Family Life and Modern Society

What happens when the state law redefines what constitutes the family? How far will that law be legislated and what institutions will be affected by it? All these are legitimate questions for us ministering in the Church today.

Are we at the end of an era in which family was considered the foundation of society?

The family is the most ancient and enduring unit of any society. It is the very pillar of society. Whether nuclear or extensive, the family functions as an autonomous social organism. It is shaped by religious precepts, morality, and customs deeper than law and state policies.

But, what happens when the state law redefines what constitutes the family? How far will that law be legislated and what institutions will be affected by it? All these are legitimate questions for us ministering in the Church today. Slowly, our religious liberty is being infringed. This is a cause for concern for many of us, though, from a historical point of view, for us Orthodox, this is nothing new. The Orthodox Church in many countries has been attacked from without, thus limiting her mission and the liturgical life. The cases in Serbia (former Yugoslavia) or Russia are prime examples of the state limiting the expression of religious freedom. However, the Church has survived and risen from the catacombs and persecution because ultimately suffering and death led to the resurrection and a new life of the Church and her members.

In the light of resurrection, we move onward to examine the aforementioned state of our contemporary society. In America presently there is a divorce every thirteen seconds. According to available data, seventeen states of our Union have legalized same sex marriage. Yet all this does not limit the mission and freedom of the Church. However, the freedom is threatened because our neighbors fail to understand why we believe that marriage is a union between one man and one woman.

Could same sex marriage be one of the symptoms of the breakdown of marriage and family life? This then brings up the more questions. What are we to do in the midst of these challenges and what do we propose to remedy them?

The first proposal would be to speak the truth with love.

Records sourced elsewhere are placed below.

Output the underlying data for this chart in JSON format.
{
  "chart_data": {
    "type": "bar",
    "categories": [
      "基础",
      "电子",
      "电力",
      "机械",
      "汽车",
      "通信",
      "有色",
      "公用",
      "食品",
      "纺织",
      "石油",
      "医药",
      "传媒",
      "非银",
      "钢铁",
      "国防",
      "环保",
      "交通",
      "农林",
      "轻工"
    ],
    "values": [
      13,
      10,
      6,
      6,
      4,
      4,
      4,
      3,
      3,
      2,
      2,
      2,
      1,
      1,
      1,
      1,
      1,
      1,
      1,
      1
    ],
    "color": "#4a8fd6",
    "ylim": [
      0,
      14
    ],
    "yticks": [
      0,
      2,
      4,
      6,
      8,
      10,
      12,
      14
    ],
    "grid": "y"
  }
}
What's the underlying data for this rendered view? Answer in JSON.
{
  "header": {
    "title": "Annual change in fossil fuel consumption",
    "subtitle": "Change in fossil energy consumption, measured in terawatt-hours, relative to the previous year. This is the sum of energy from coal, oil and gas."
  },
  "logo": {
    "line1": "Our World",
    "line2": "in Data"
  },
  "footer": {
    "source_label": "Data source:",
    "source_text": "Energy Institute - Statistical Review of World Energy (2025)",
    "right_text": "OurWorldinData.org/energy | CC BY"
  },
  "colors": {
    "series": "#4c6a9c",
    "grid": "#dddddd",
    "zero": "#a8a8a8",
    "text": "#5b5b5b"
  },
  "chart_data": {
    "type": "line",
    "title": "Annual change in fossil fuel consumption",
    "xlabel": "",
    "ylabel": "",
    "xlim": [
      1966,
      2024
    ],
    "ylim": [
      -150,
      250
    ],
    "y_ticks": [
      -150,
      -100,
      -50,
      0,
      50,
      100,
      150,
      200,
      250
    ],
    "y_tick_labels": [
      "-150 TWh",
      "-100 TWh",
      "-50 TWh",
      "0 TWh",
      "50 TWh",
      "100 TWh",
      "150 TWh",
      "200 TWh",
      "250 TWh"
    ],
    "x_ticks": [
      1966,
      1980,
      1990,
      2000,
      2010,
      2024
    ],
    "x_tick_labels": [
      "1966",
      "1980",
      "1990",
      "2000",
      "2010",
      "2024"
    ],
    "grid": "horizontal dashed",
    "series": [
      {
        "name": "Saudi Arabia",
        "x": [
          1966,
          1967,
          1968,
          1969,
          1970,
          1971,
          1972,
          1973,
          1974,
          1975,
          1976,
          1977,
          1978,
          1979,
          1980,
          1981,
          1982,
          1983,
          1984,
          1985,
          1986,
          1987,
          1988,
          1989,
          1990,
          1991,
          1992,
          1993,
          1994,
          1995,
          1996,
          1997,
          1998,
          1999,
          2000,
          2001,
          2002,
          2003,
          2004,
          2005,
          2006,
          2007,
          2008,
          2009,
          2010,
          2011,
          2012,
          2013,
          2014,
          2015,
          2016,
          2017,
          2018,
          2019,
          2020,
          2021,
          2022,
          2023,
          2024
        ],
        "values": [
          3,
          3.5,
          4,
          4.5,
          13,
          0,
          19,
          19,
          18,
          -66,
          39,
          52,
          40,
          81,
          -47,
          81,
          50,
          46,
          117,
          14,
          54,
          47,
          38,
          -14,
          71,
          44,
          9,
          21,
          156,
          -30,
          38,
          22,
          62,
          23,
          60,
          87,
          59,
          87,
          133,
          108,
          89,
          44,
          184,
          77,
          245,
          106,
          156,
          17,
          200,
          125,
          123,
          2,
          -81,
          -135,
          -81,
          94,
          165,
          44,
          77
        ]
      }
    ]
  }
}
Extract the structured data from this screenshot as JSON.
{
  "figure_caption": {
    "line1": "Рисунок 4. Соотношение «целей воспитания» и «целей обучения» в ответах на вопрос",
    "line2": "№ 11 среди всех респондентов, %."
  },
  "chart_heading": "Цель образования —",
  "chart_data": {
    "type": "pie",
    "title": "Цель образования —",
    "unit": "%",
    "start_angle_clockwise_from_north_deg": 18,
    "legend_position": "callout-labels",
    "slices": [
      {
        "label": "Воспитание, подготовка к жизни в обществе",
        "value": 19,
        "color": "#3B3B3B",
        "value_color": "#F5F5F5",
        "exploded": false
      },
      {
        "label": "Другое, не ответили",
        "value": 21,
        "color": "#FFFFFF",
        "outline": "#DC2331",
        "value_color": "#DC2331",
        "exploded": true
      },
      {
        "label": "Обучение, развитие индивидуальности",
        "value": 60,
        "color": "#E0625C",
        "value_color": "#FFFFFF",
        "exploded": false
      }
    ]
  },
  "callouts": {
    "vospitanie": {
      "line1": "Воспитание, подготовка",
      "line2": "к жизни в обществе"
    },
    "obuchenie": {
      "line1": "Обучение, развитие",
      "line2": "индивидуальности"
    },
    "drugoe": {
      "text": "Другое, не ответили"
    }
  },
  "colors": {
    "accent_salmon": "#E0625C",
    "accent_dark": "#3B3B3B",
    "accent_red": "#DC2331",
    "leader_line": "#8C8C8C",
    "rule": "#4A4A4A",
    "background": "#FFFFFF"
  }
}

The second proposal is to help young men and women prepare for marriage by imparting the teachings of the Church on marriage and family life; giving them tools to manage their domestic church – the home. Examples of this would be: the importance of prayer, the biblical foundation for marriage, the teachings of the Holy Fathers on marriage, participation in the Sacramental life of the Church, stewardship (management) of family finances, time and talents, conflict resolution in the light of Gospel, sexual relationship in marriage and so on. But, prior to all these pre-marriage preparations and family Christian living, we must not overlook the importance of sexual purity prior to marriage. This purity keeps young men or women from the emotional harm that often times they suffer from giving themselves into a physical relationship thinking that it will improve the bond between them. In actuality, the opposite is true.

The third proposal is to encourage those with homosexual proclivity to struggle in keeping it under control. This way the very struggle with their propensity will become a way of healing and purification that leads to sanctification.

The Church has the conviction and ability by the power of the Holy Spirit to rebuild the family – the basic pillar and the most enduring unit of society. We can do this if we speak the truth with love and defend the very truth by which we live.